Zum Hauptinhalt springen

Der neue Angstgegner

Von Tamara Arthofer

Kommentare
Tamara Arthofer
Tamara Arthofer ist Sport-Ressortleiterin.

Plötzlich fürchtet jeder Island - und das eigene Versagen.


Hinweis: Der Inhalt dieser Seite wurde vor 8 Jahren in der Wiener Zeitung veröffentlicht. Hier geht's zu unseren neuen Inhalten.

"Es gibt nichts Schlimmeres", sagt Frankreichs ehemaliger Weltmeister Christophe Dugarry, es sei "mit Blick auf die Motivation und Vorbereitung schrecklich". "Es", das ist das am Sonntag anstehende Viertelfinal-Duell der französischen Gastgeber mit Island. Vor ein paar Wochen hätte das wohl noch anders geklungen. Island als Gegner, darum haben viele Österreich bei der Auslosung der Gruppenphase noch beneidet. Der Rest ist bekannt.

Nun hat die bisher wenig bekannte Mannschaft von Heimir Hallgrímsson und Lars Lagerbäck aber nicht nur Österreich aus dem Turnier gekickt, sondern sich bis ins Viertelfinale durch- und dabei die Engländer geschlagen. Und schon scheint auch unter Europas traditionellen Fußball-Großmächten die Angst umzugehen. Doch bei allem Respekt vor den Isländern, die sich in einen Lauf gespielt haben: Die höchstkarätige verbliebene Mannschaft sind sie noch immer nicht. Doch es dürfte bei Frankreich ohnehin weniger die Angst vor den fußballerischen Talenten aus dem Norden sein, sondern jene vor dem eigenen Versagen. Vor dem Achtelfinale gegen England waren von der Insel - der anderen, jener die sich als Mutterland des Fußballs begreift - ganz ähnliche Töne zu hören, Experten und Gazzetten warnten vor der allerallerallergrößten Blamage der Geschichte - und schrieben diese damit gewissermaßen herbei.

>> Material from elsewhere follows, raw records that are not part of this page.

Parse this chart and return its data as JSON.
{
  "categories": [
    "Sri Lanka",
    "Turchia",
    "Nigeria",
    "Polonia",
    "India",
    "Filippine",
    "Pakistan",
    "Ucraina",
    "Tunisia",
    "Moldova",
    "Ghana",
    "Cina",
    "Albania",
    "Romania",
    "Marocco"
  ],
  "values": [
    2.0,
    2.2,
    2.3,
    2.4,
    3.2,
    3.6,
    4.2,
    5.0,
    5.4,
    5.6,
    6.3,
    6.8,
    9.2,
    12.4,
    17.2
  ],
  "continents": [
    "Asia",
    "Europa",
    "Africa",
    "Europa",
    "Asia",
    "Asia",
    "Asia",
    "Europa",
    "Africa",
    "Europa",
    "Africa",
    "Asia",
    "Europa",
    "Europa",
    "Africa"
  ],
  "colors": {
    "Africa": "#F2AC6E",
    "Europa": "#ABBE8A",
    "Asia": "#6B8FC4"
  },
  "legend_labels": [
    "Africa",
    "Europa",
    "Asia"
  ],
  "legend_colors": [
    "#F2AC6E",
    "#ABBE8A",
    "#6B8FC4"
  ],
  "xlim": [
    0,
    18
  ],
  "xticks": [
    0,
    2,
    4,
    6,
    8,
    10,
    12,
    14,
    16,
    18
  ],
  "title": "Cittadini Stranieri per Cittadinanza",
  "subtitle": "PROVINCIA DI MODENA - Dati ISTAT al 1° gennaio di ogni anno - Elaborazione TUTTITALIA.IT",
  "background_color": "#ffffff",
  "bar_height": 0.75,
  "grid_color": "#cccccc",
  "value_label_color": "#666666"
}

In England waren vor der EM hohe Erwartungen geschürt worden, noch mehr aber gilt dies für Frankreich. Die ungeschriebenen Vorgaben lauteten: den Titel holen, den Nationalstolz befeuern, die tiefen Risse kitten, die sich mittlerweile durch das sich zunehmend von seiner Multi-Kulti-Gesellschaft, die 1998 noch durch das Weltmeisterteam repräsentiert wurde, verabschiedende Land ziehen. Es war ein bisschen viel der Erwartungen, die man den Franzosen aufgebürdet hat, zumal sich der Faktor Heimvorteil bei den jüngsten großen Turnieren eher als Heimnachteil erwiesen hat. Die Franzosen waren bisher das letzte Team, das 1984 im eigenen Land einen Europameisterschafts-Pokal stemmen durfte, dasselbe gilt übrigens auch für Weltmeisterschaften, als dies 1998 gelang.

Das Scheitern vor eigenem Publikum hat dagegen Tradition, perfektioniert haben es zuletzt die Brasilianer bei der WM 2014: Obwohl das Erreichen des Halbfinales für eine im Vergleich zur früheren Grandezza eher mittelmäßige Mannschaft so schlecht nicht ist, wird es wegen dieses 1:7 gegen Deutschland für immer und ewig als nationale Schande empfunden werden.

Die bisher letzten EM-Ausrichter haben sich zumindest einer solchen zuletzt erfolgreich entzogen - als die Turniere mit der K.o.-Runde so richtig begonnen haben, waren nämlich 2012 die Ukraine und Polen gar nicht mehr dabei, Selbiges gilt auch für Österreich und die Schweiz, die Gastgeber der Euro 2008. Zugegeben: Fußballerische Großmächte sind diese Mannschaften allesamt nicht, ein bisschen mehr hätte es aber schon sein dürfen.

Es gibt also viele Gründe, warum ein Nicht-Titelgewinn der Franzosen, die bisher auch sportlich nicht wirklich überzeugt haben, eben keine Blamage wäre. Aber es ist halt immer noch Island. Vielleicht hat Dugarry recht: Schrecklich.